Racial makeup (2011)
- • Black African: 36.29%
- • Coloured: 6.80%
- • Indian/Asian: 1.57%
- • White: 54.64%
- • Other: 0.71%

First languages (2011)
- • Afrikaans: 34.86%
- • English: 34.74%
- • Xhosa: 24.52%
- • Sesotho: 1.44%
- • Other: 1.22%
- Time zone: UTC+2 (SAST)
- Postal code (street): 6001
- PO box: 6019

= Bluewater Bay, South Africa =

Seaside suburb in Eastern Cape, South Africa

Bluewater Bay is a small seaside suburb located along the Algoa Bay between Port Elizabeth (now Gqeberha) and Coega in the Eastern Cape, South Africa.

==Geography==
Bluewater Bay is situated approximately 15 kilometres (9,3 miles) north of the city of Port Elizabeth on the mouth of the Swartkops River. Neighbouring suburbs include St Georges Strand to the north and Amsterdamhoek to the west. Notable suburbs further away include Motherwell and Markman to the north, Deal Party to the south, Swartkops to the south-west and Coega to the north-east.

=== Suburbs ===
Bluewater Bay comprises two distinct neighbourhoods, namely; Bluewater Bay and Bluewater Beach, separated by the N2 highway. As its name suggests, Bluewater Beach is situated on the seaward side of the N2 while Bluewater Bay is ironically on the inland side of the N2.

==Retail==
Bluewater Bay is served by the N2 City Shopping Centre, which is anchored by Superspar.
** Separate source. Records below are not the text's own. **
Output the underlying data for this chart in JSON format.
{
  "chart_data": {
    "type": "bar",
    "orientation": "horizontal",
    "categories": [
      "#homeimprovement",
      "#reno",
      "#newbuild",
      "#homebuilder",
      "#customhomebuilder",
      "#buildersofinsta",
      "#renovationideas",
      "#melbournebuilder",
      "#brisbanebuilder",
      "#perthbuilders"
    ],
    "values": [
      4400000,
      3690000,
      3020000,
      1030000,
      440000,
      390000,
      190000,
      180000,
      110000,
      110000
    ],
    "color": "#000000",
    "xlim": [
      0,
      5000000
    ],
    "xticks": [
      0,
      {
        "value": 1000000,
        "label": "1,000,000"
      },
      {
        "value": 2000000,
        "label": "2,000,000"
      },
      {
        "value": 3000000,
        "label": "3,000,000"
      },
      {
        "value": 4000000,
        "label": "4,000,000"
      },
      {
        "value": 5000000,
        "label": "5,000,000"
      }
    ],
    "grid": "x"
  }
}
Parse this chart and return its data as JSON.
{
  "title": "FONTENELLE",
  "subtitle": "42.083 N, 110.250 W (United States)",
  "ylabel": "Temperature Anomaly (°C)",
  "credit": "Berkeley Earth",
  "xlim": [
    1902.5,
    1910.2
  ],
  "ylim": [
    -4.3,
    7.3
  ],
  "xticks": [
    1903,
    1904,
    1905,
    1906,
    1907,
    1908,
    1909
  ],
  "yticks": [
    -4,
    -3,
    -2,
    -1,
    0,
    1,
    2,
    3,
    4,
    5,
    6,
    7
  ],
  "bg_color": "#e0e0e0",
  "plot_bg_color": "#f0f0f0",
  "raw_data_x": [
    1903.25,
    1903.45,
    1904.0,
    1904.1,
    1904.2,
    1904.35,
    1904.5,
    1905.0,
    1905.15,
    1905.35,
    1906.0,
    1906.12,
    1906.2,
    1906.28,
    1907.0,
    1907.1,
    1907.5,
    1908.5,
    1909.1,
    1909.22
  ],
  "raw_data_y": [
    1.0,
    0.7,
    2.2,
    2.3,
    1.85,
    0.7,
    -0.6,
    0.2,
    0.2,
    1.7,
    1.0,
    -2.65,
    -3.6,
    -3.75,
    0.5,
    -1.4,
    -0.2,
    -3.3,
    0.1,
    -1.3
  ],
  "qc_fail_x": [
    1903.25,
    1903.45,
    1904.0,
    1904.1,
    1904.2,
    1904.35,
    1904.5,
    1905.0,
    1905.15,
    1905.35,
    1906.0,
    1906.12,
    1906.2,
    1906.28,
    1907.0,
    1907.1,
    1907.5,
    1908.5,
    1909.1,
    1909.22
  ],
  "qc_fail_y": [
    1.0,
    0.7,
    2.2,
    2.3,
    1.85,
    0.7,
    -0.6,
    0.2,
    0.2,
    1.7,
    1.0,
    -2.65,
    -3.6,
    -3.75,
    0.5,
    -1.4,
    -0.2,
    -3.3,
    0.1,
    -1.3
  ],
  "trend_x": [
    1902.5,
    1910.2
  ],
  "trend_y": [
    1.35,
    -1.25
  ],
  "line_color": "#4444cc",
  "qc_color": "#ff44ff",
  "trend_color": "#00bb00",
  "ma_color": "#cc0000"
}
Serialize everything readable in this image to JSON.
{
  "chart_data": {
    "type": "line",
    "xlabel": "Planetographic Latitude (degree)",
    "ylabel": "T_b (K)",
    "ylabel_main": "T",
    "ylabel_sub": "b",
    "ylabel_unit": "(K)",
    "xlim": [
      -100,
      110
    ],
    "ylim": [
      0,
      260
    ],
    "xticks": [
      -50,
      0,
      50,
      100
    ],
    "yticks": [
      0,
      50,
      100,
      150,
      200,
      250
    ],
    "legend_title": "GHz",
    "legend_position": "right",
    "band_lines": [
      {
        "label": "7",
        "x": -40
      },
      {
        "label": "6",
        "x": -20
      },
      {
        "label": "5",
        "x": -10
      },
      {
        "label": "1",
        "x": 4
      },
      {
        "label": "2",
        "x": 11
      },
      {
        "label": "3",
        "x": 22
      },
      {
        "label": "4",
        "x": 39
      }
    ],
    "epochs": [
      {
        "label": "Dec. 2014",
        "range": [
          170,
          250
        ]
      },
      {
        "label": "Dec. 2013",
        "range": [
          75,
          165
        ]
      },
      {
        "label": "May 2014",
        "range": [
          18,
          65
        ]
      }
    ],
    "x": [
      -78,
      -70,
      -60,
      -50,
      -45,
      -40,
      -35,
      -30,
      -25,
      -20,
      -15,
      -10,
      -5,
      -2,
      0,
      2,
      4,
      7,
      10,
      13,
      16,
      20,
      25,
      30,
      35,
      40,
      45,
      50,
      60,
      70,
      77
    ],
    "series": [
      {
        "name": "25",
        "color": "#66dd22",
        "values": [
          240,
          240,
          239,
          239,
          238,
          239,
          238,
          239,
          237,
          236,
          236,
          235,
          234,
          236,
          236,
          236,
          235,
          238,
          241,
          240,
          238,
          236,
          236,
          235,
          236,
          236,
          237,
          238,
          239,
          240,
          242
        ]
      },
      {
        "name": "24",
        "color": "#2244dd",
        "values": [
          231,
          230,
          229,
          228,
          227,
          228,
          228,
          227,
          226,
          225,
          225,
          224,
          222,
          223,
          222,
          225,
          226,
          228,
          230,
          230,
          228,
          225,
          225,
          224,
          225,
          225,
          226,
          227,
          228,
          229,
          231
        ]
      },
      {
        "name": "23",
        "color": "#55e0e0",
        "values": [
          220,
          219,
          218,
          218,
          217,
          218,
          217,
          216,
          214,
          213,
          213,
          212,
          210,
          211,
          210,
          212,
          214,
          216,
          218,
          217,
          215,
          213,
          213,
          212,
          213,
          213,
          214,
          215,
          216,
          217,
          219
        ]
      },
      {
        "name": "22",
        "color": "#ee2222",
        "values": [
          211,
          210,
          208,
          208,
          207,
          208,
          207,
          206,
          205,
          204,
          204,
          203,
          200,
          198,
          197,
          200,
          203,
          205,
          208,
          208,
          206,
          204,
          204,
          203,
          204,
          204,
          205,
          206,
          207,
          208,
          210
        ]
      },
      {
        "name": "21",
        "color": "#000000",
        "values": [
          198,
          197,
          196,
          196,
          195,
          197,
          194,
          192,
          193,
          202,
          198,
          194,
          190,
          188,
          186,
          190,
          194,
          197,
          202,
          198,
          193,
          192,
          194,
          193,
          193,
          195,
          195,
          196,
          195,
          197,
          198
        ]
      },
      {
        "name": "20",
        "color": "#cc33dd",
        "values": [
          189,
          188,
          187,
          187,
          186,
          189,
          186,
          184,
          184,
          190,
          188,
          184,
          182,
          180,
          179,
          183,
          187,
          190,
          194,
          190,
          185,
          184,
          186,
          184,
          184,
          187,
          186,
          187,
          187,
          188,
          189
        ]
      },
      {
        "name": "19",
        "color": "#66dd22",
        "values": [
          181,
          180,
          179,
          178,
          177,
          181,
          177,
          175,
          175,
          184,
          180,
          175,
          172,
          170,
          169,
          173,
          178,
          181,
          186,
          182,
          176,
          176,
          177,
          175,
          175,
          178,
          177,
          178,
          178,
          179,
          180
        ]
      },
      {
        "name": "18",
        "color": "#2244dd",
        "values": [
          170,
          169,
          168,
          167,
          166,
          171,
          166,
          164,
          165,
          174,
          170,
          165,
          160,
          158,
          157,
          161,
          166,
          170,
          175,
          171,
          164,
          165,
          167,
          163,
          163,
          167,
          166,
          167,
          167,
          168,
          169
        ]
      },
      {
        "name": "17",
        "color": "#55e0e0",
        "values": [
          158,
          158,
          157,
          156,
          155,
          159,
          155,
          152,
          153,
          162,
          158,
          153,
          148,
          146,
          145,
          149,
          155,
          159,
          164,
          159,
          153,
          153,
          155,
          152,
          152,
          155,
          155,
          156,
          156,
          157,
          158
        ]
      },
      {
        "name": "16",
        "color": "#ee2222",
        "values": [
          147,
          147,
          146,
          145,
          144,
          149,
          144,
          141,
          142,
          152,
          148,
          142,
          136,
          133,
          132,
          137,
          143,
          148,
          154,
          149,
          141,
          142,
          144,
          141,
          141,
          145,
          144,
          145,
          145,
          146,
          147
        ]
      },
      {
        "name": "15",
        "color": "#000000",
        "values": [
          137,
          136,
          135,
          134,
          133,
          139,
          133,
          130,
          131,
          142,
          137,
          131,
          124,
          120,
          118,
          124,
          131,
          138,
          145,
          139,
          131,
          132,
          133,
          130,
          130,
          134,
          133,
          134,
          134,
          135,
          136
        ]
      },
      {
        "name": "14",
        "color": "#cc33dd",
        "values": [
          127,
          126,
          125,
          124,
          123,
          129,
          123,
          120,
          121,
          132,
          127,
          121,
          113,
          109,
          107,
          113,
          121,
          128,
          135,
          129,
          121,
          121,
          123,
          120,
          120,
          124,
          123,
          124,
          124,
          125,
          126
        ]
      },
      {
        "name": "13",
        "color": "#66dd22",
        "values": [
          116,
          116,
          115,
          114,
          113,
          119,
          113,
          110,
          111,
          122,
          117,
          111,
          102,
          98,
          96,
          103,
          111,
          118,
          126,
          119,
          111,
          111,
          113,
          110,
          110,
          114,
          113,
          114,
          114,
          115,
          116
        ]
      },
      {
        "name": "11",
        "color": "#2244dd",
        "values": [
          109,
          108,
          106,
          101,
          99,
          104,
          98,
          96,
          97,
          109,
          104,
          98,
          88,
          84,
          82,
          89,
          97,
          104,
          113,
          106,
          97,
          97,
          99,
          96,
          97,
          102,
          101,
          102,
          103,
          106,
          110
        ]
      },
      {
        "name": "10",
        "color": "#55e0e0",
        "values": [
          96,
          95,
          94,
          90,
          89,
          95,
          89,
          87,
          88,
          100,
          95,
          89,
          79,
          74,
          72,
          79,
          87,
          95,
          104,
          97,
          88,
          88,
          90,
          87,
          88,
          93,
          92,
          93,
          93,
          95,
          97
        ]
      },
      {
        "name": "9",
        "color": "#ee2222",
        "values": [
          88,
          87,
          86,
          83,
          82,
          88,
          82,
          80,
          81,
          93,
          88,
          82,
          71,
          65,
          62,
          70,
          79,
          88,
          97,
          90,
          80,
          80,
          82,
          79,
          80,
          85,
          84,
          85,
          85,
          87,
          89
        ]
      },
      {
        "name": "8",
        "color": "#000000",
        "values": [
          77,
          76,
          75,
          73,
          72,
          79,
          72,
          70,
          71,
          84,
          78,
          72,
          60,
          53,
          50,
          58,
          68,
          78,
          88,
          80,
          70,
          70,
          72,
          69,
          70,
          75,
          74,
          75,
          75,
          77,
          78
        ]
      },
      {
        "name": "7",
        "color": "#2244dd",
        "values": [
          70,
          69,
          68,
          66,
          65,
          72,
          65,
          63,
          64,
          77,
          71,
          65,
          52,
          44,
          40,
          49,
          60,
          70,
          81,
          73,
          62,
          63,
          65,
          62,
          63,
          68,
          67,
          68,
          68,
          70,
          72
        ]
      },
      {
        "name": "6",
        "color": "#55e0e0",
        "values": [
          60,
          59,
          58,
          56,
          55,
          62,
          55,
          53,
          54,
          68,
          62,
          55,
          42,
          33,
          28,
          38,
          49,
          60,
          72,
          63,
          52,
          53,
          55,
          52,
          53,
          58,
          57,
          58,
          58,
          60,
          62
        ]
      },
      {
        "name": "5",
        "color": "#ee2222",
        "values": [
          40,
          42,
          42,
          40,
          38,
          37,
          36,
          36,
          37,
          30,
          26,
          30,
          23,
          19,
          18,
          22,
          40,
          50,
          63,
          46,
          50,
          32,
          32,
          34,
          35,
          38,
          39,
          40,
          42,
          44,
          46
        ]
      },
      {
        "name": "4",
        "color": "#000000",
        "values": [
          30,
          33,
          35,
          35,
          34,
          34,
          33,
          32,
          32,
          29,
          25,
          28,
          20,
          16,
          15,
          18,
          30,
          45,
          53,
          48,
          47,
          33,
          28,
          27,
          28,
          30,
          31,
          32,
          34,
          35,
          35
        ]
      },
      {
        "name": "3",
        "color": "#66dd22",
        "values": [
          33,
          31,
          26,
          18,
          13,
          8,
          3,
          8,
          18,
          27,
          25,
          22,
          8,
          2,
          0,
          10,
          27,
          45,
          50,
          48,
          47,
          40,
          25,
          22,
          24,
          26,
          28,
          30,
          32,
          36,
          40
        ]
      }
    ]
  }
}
A Pick n Pay supermarket and an Engen service station are also located within the vicinity of the N2 City. However, due to the small size of the shopping centre the variety of goods sold is limited, and for larger shopping trips, residents need to make the short journey to nearby Port Elizabeth.

==Roads==
Bluewater Bay is mainly reached via the N2, a major freeway running between Grahamstown (now Makhanda) in the north-west and Port Elizabeth (now Gqeberha) in the south, with an interchange at the M2 Weinronk Way. Furthermore, it can also be reached from Amsterdamhoek via the M2 which serves as the linkage between Bluewater Bay and Bluewater Beach.